Notifying On-Call Engineers: While SNS can do this directly, Lambda can enrich notifications or route them to specific on-call systems (PagerDuty, Opsgenie) via their APIs.

import json
import boto3

autoscaling = boto3.client('autoscaling')
sns = boto3.client('sns')

def lambda_handler(event, context):
    alarm_name = event['detail']['alarmName']
    new_state_value = event['detail']['newStateValue']
    metric_name = event['detail']['metricName']
    dimensions = event['detail']['dimensions']

    print(f"Alarm '{alarm_name}' changed state to '{new_state_value}'")

    if new_state_value == 'ALARM':
        if "CPUUtilization" in metric_name and "InstanceId" in dimensions:
            instance_id = next((d['value'] for d in dimensions if d['name'] == 'InstanceId'), None)
            if instance_id:
                print(f"High CPU detected on {instance_id}. Considering scaling up.")
                # In a real scenario, you'd likely trigger an Auto Scaling Group action
                # or notify a human operator. Directly modifying ASG capacity here
                # can be risky without proper safeguards.
                # Example: Triggering a specific ASG scale-up action
                try:
                    asg_name = "your-app-autoscaling-group-name" # Replace with your ASG name
                    autoscaling.set_desired_capacity(
                        AutoScalingGroupName=asg_name,
                        DesiredCapacity=autoscaling.describe_auto_scaling_groups(
                            AutoScalingGroupNames=[asg_name]
                        )['AutoScalingGroups'][0]['DesiredCapacity'] + 1
                    )
                    print(f"Increased desired capacity for {asg_name} to scale up.")
                except Exception as e:
                    print(f"Error scaling ASG: {e}")

        # Add more remediation logic for other alarms (e.g., memory, throttling)

    # Optionally, send a notification to a different SNS topic for processed events
    # sns.publish(
    #     TopicArn='arn:aws:sns:us-east-1:123456789012:ProcessedAlarmsTopic',
    #     Message=json.dumps(event),
    #     Subject=f"Processed Alarm: {alarm_name} - {new_state_value}"
    # )

    return {
        'statusCode': 200,
        'body': json.dumps('Remediation process initiated.')
    }

# Example event structure from CloudWatch Alarms (simplified)
# {
#   "version": "0",
#   "id": "...",
#   "detail-type": "CloudWatch Alarm State Change",
#   "source": "aws.cloudwatch",
#   "account": "123456789012",
#   "time": "...",
#   "region": "us-east-1",
#   "resources": ["arn:aws:cloudwatch:us-east-1:123456789012:alarm:HighCPUUtilization-MyApp"],
#   "detail": {
#     "alarmName": "HighCPUUtilization-MyApp",
#     "stateChangeTime": "...",
#     "previousStateValue": "OK",
#     "newStateValue": "ALARM",
#     "metricName": "CPUUtilization",
#     "dimensions": [{"name": "InstanceId", "value": "i-0123456789abcdef0"}],
#     "threshold": 80.0,
#     "comparisonOperator": "GreaterThanOrEqualToThreshold",
#     "evaluationPeriods": 3,
#     "datapointsToAlarm": 3,
#     "alarmDescription": "Alarm when CPU exceeds 80% for 15 minutes"
#   }
# }

Incident Management Playbooks

Even with automation, human intervention is often required.
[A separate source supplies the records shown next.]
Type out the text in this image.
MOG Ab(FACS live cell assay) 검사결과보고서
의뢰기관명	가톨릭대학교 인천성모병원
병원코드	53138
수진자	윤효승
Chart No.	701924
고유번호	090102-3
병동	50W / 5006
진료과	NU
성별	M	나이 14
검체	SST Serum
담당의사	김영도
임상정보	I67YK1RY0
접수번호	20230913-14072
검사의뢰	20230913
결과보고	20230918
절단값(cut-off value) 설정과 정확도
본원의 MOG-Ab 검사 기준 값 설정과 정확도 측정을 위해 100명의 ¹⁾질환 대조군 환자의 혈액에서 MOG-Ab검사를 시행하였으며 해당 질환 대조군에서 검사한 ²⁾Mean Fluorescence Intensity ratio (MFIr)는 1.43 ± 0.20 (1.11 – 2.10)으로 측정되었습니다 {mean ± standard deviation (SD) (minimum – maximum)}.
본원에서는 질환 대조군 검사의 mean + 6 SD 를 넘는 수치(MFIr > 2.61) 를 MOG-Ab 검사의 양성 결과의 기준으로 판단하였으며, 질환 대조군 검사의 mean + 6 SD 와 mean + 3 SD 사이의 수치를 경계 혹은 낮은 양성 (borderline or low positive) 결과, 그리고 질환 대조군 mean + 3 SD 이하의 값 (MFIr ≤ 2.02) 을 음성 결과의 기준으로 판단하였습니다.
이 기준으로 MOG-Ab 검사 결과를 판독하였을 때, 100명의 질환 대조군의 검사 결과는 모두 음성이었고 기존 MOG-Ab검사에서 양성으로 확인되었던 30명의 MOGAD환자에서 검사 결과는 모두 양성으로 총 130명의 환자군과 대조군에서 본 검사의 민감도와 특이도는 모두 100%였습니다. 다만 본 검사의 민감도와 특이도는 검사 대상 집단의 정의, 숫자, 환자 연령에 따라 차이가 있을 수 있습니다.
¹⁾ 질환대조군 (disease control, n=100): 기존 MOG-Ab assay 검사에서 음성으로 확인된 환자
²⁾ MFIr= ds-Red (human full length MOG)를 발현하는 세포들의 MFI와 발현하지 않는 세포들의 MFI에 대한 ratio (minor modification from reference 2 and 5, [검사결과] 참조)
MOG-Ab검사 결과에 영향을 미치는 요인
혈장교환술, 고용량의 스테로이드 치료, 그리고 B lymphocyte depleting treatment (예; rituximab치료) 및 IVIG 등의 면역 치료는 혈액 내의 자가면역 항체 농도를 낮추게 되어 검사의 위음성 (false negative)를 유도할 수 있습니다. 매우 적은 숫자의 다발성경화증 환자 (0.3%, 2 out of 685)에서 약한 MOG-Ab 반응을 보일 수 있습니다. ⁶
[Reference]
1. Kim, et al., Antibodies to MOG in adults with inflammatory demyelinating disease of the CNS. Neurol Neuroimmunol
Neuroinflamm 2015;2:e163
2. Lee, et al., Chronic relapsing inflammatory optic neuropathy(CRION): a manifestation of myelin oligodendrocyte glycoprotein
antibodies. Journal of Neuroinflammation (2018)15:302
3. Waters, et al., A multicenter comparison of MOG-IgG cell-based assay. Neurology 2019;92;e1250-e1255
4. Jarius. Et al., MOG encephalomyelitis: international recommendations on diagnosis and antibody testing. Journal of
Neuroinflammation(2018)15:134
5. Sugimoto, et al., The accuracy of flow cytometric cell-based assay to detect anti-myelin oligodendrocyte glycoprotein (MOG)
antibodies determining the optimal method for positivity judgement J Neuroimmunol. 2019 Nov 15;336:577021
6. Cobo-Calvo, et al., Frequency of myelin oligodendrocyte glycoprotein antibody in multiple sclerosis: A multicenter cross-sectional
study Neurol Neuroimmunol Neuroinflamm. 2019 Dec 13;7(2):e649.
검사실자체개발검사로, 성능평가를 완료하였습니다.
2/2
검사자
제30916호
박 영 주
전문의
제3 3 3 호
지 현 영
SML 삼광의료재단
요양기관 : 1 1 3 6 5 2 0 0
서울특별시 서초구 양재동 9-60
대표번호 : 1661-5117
Develop clear incident management playbooks that outline:

Roles and Responsibilities: Who is on call? Who is the incident commander?
Escalation Paths: When and how to escalate to senior engineers or external teams.
Communication Channels: How to communicate status internally and externally (e.g., status page).
Runbooks: Step-by-step guides for diagnosing and resolving common incidents (e.g., "DynamoDB Throttling," "High Application Latency").

Integrate your monitoring alerts with your incident management platform (e.g., PagerDuty, Opsgenie) to ensure timely notifications and efficient response.